There are 8 refineries located in the New Orleans to Mobile areas. Nearly 1/2 of all the gasoline in the country is refined here. These are all shut down, and they don't know for how long. Even if they were capable of running the refineries, there will be a huge shortage of workers as they have evacuated. All of Metarie, Slidell, Mandeville, Kenner, etc is under water and there is no place for them to come home to. Large oil super tankers will not be able to off load to the refineries even if they could run. The pipelines and transport facilities are all in jeopardy.
The New Orleans port and the Mississippi River structure carries nealy 1/4th of the entire countries goods and equipment. The export and import of goods will cease for a long period of time. Fill up your tanks, stock up your goods. Prices will be rising
http://www.wwltv.com/perl/common/video/wmPlayer.pl?title=www.wwltv.com/082905mayor.wmv
I work (technical sales) in the industry, and in those refineries, and am quite familiar with each and every refinery down there. My intent on reporting this was not to have panic set in or cause greater concern. I didn't even consider that aspect. However, that said, I can understand the feds not wanting to have the situation worsen by hording and panic buying, so I would expect there to be news articles planted to reassure the public. But I speak from knowledge. You do what you want with that info...
And apparently she's back in heat!
Yeah, the enviro-whackos will be milking this.
Scum.
Well, we've got a president who is capable of going down there to rebuild if he had to. Can you imagine former presidents, besides Carter, capable of that? It's the one thing I give Jimmy Carter credit for.
"I can understand the feds not wanting to have the situation worsen by hording and panic buying,..."
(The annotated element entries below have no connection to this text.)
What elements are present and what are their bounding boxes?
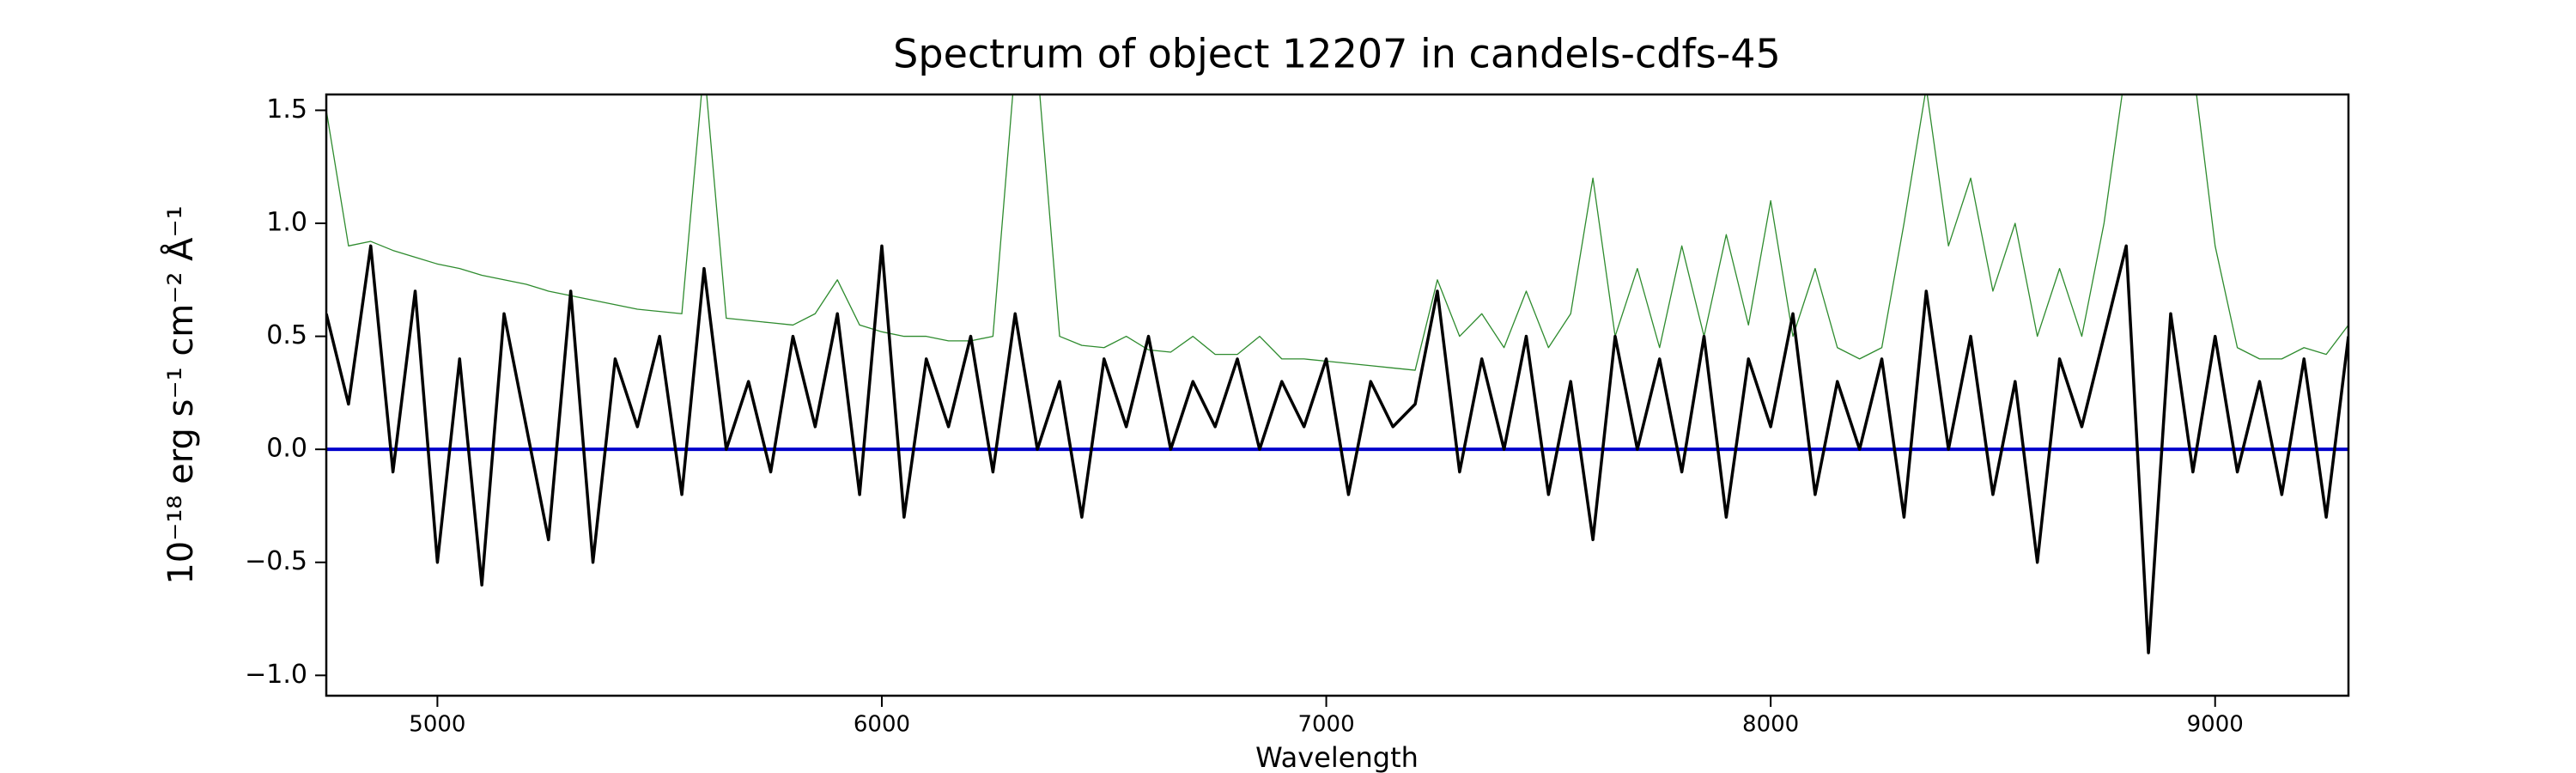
x-tick-label: 7000 — [1297, 712, 1354, 738]
y-tick-label: 1.5 — [266, 94, 307, 125]
y-tick-label: 1.0 — [266, 208, 307, 238]
x-axis-label: Wavelength — [1255, 741, 1419, 773]
x-tick-label: 8000 — [1742, 712, 1799, 738]
x-tick-label: 9000 — [2187, 712, 2244, 738]
y-tick-label: −1.0 — [245, 660, 307, 690]
spectrum-line — [326, 94, 2348, 371]
x-tick-label: 5000 — [409, 712, 465, 738]
y-tick-label: 0.0 — [266, 434, 307, 464]
y-tick-label: 0.5 — [266, 320, 307, 350]
axes-frame — [325, 93, 2350, 697]
chart-title: Spectrum of object 12207 in candels-cdfs… — [893, 31, 1781, 77]
spectrum-line — [326, 244, 2348, 654]
x-tick-label: 6000 — [854, 712, 910, 738]
y-tick-label: −0.5 — [245, 546, 307, 576]
y-axis-label: 10⁻¹⁸ erg s⁻¹ cm⁻² Å⁻¹ — [160, 205, 201, 584]
plot-area — [326, 94, 2348, 654]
Which is why the market should be allowed to work. The prices should be allowed to rise to levels that will prevent this activity. The problem is that many state governments would then charge the gas stations or oil companies with price gauging.
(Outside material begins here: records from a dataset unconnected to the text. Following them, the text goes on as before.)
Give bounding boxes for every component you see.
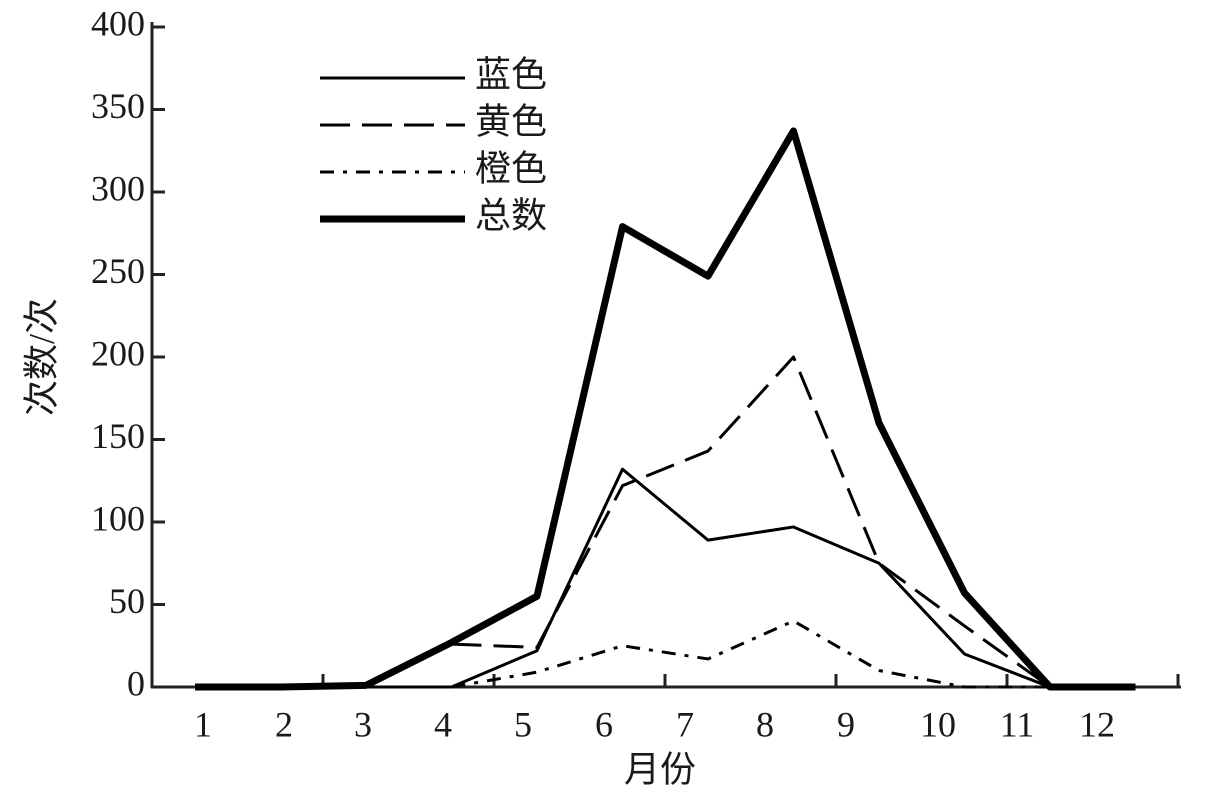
y-tick-label: 250 (91, 251, 145, 291)
x-tick-label: 1 (194, 704, 212, 744)
x-tick-label: 4 (434, 704, 452, 744)
y-axis-label: 次数/次 (21, 298, 61, 416)
y-tick-label: 400 (91, 3, 145, 43)
y-tick-label: 0 (127, 663, 145, 703)
x-tick-label: 3 (354, 704, 372, 744)
series-line (451, 355, 1051, 689)
x-tick-label: 12 (1079, 704, 1115, 744)
x-tick-label: 6 (595, 704, 613, 744)
series-line (366, 467, 1051, 689)
legend-label: 橙色 (475, 148, 547, 188)
legend-label: 蓝色 (475, 54, 547, 94)
series-line (451, 619, 1050, 689)
y-tick-label: 300 (91, 168, 145, 208)
x-axis-label: 月份 (624, 749, 696, 789)
x-tick-label: 8 (756, 704, 774, 744)
y-tick-label: 150 (91, 416, 145, 456)
y-tick-label: 200 (91, 333, 145, 373)
x-tick-label: 7 (676, 704, 694, 744)
y-tick-label: 350 (91, 86, 145, 126)
x-tick-label: 2 (275, 704, 293, 744)
x-tick-label: 9 (837, 704, 855, 744)
y-tick-label: 100 (91, 498, 145, 538)
y-tick-label: 50 (109, 581, 145, 621)
x-tick-label: 11 (1000, 704, 1035, 744)
legend-label: 黄色 (475, 101, 547, 141)
series-line (195, 127, 1136, 691)
legend-label: 总数 (475, 195, 547, 235)
x-tick-label: 5 (514, 704, 532, 744)
x-tick-label: 10 (920, 704, 956, 744)
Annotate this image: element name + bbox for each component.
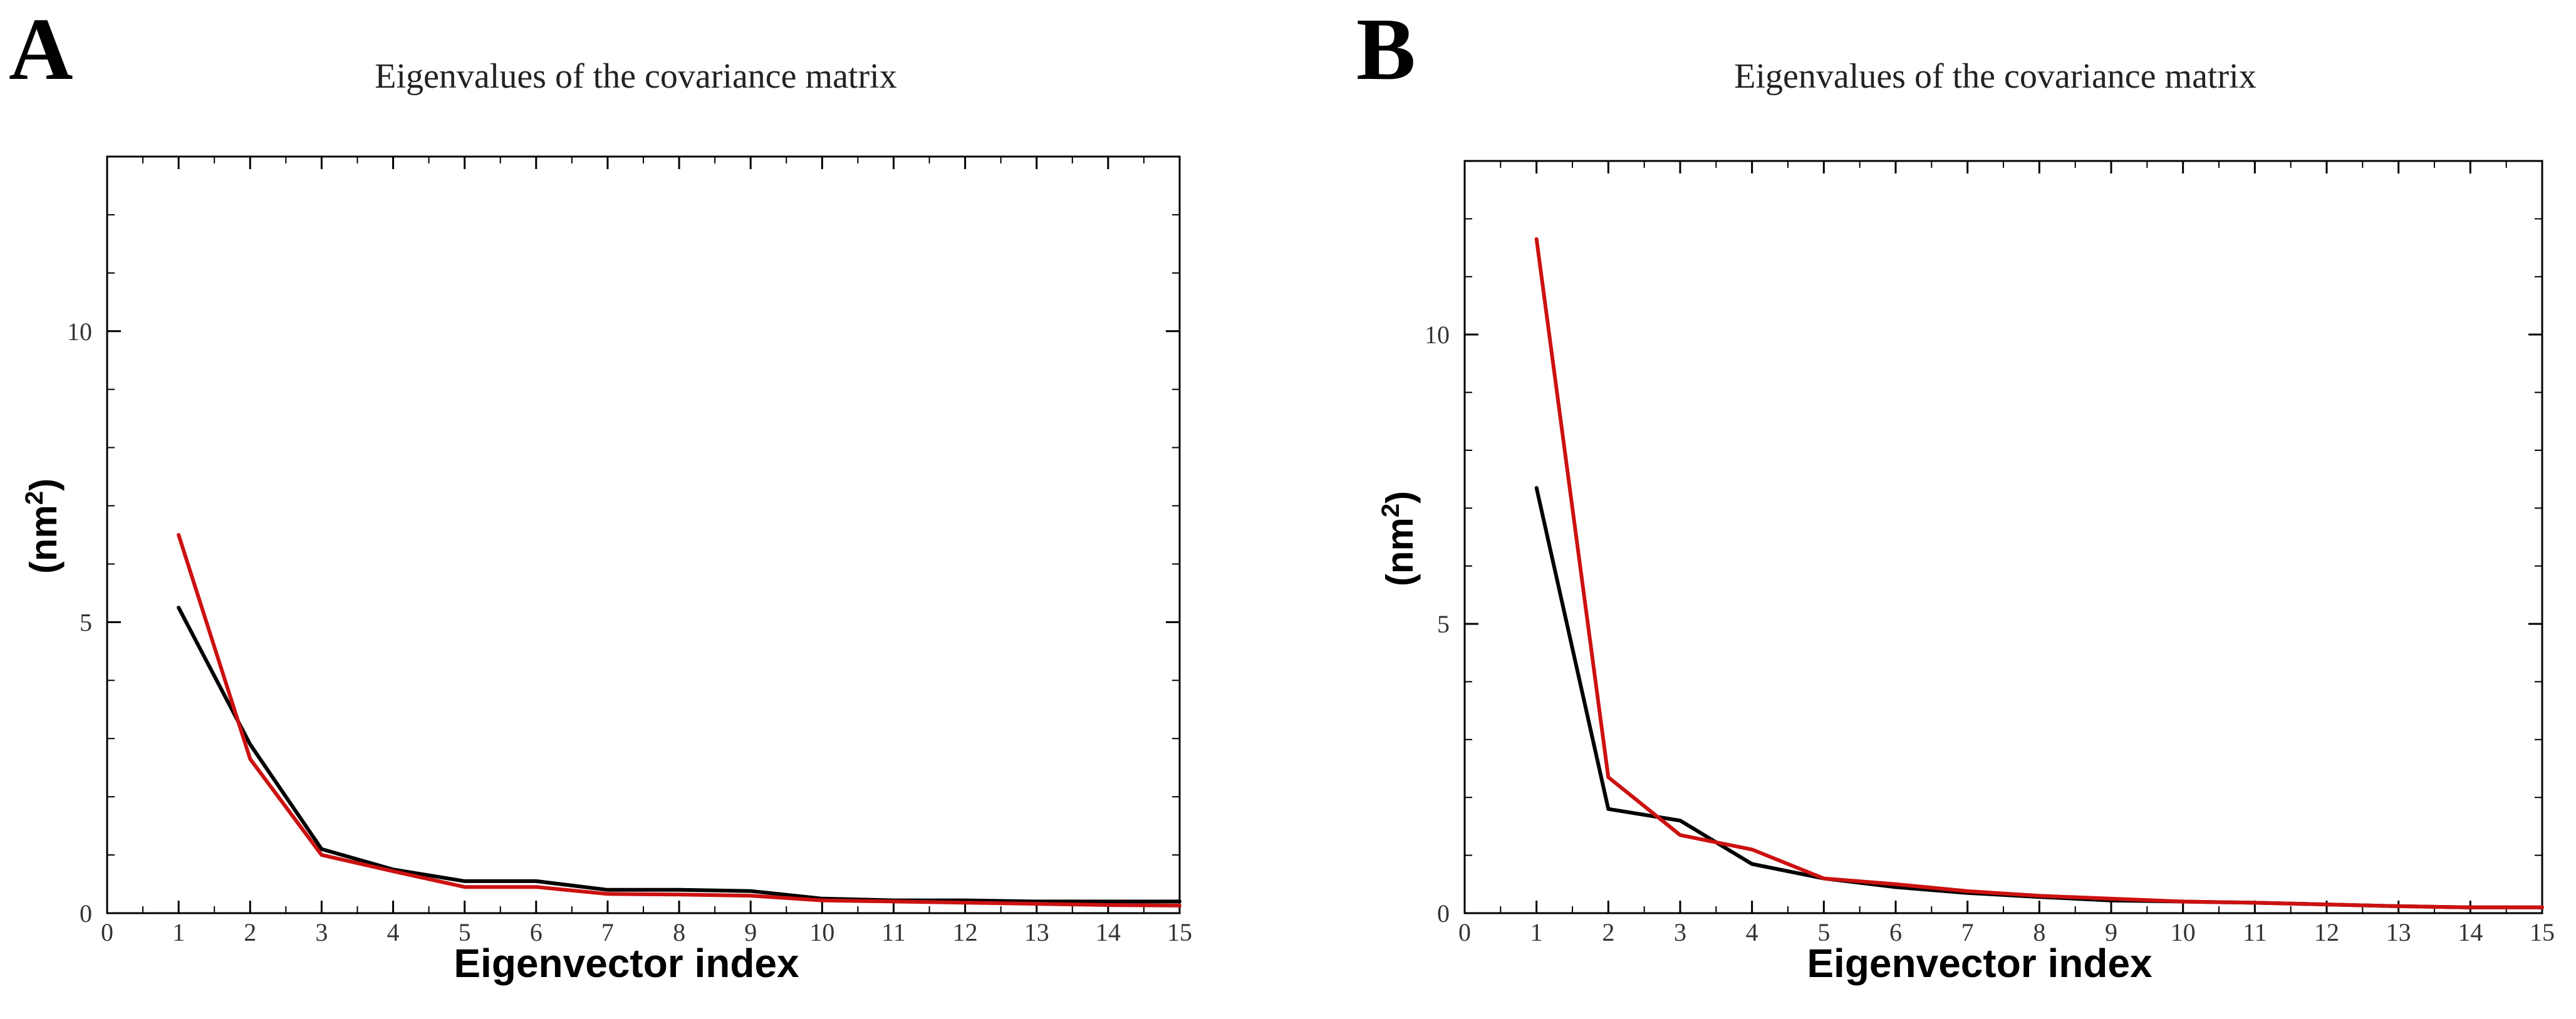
series-lines: [1534, 237, 2544, 909]
x-tick-label: 12: [953, 918, 978, 946]
series-line-red: [177, 533, 1182, 908]
y-axis-label-unit: (nm: [1379, 517, 1421, 586]
y-axis-label-exponent: 2: [1377, 504, 1405, 517]
x-tick-label: 12: [2314, 918, 2339, 946]
y-axis-label: (nm2): [1377, 491, 1421, 586]
x-tick-label: 10: [2171, 918, 2196, 946]
x-tick-label: 3: [315, 918, 328, 946]
x-tick-label: 2: [244, 918, 256, 946]
chart-panel-b: B Eigenvalues of the covariance matrix 0…: [1356, 0, 2555, 986]
x-tick-label: 13: [2386, 918, 2411, 946]
x-tick-label: 9: [744, 918, 757, 946]
x-tick-label: 11: [881, 918, 906, 946]
y-axis-label-close: ): [23, 478, 65, 491]
x-tick-label: 7: [1961, 918, 1974, 946]
x-tick-label: 14: [1096, 918, 1121, 946]
series-line-red: [1534, 237, 2544, 909]
y-axis-label-exponent: 2: [21, 491, 48, 505]
x-tick-label: 0: [1458, 918, 1471, 946]
y-tick-label: 5: [1437, 610, 1450, 638]
x-tick-label: 4: [387, 918, 400, 946]
x-tick-label: 14: [2458, 918, 2483, 946]
x-tick-label: 1: [172, 918, 185, 946]
y-tick-label: 10: [1425, 321, 1450, 349]
y-axis-label-unit: (nm: [23, 505, 65, 574]
y-tick-label: 0: [1437, 899, 1450, 928]
x-tick-label: 8: [673, 918, 685, 946]
x-tick-label: 9: [2105, 918, 2117, 946]
x-tick-label: 15: [2530, 918, 2555, 946]
series-line-black: [177, 606, 1182, 904]
x-tick-label: 6: [530, 918, 543, 946]
x-tick-label: 6: [1889, 918, 1902, 946]
x-tick-label: 8: [2033, 918, 2045, 946]
x-tick-label: 7: [601, 918, 614, 946]
axis-ticks: [106, 156, 1181, 914]
x-tick-label: 5: [1817, 918, 1830, 946]
chart-title: Eigenvalues of the covariance matrix: [1734, 57, 2256, 96]
x-axis-label: Eigenvector index: [454, 941, 799, 986]
x-tick-label: 5: [459, 918, 471, 946]
panel-letter: B: [1356, 0, 1416, 98]
x-tick-label: 13: [1024, 918, 1049, 946]
x-tick-label: 1: [1530, 918, 1543, 946]
x-tick-label: 10: [809, 918, 834, 946]
panel-letter: A: [9, 0, 73, 98]
series-lines: [177, 533, 1182, 908]
x-tick-label: 3: [1674, 918, 1686, 946]
chart-panel-a: A Eigenvalues of the covariance matrix 0…: [9, 0, 1192, 986]
y-axis-label: (nm2): [21, 478, 65, 574]
x-tick-label: 0: [101, 918, 113, 946]
y-tick-label: 0: [80, 899, 92, 928]
chart-title: Eigenvalues of the covariance matrix: [375, 57, 896, 96]
x-tick-label: 2: [1602, 918, 1614, 946]
y-tick-label: 5: [80, 608, 92, 636]
x-tick-label: 4: [1746, 918, 1758, 946]
x-axis-label: Eigenvector index: [1807, 941, 2153, 986]
x-tick-label: 15: [1167, 918, 1192, 946]
y-axis-label-close: ): [1379, 491, 1421, 504]
y-tick-label: 10: [67, 318, 92, 346]
x-tick-label: 11: [2243, 918, 2267, 946]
Walter Williams talks a lot about these market concepts.
I have SO got to scrounge up a .wav file of that and keep it handy for certain situations here at work.
}:-)4
He may do good down there yet, he is good with a chainsaw cutting brush!!! (SAC off)
Doomed?
I have already heard that today at work.
General Wise and New Orleans Mayor Victor Schiro visiting flooded areas in Orleans and St. Bernard Parishes after Hurricane Betsy in September 1965.
We can build a camp fire,... sing some songs,...
Remember on 9/11 the reporters refused to show the footage of the real carnage going on? Are they censoring the news again?
If the price of gas goes much higher the pressure on wages will be immense, especially in urban areas which have job sprawl and poor mass transit. Here in St. Louis for example our remarkable Metro just cut the Cross County and refuses to service large parts of Chesterfield and St. Charles County, which has jobs but needs entry-level workers.
When wage indices go up, the genius Fed led by the Sage Greenspan will jack rates up in response.
recession will turn to depression.
I think the New Orleans officials could have prevented a lot of it by actually spending the money they collect to maintain the levee system on maintaining the levees.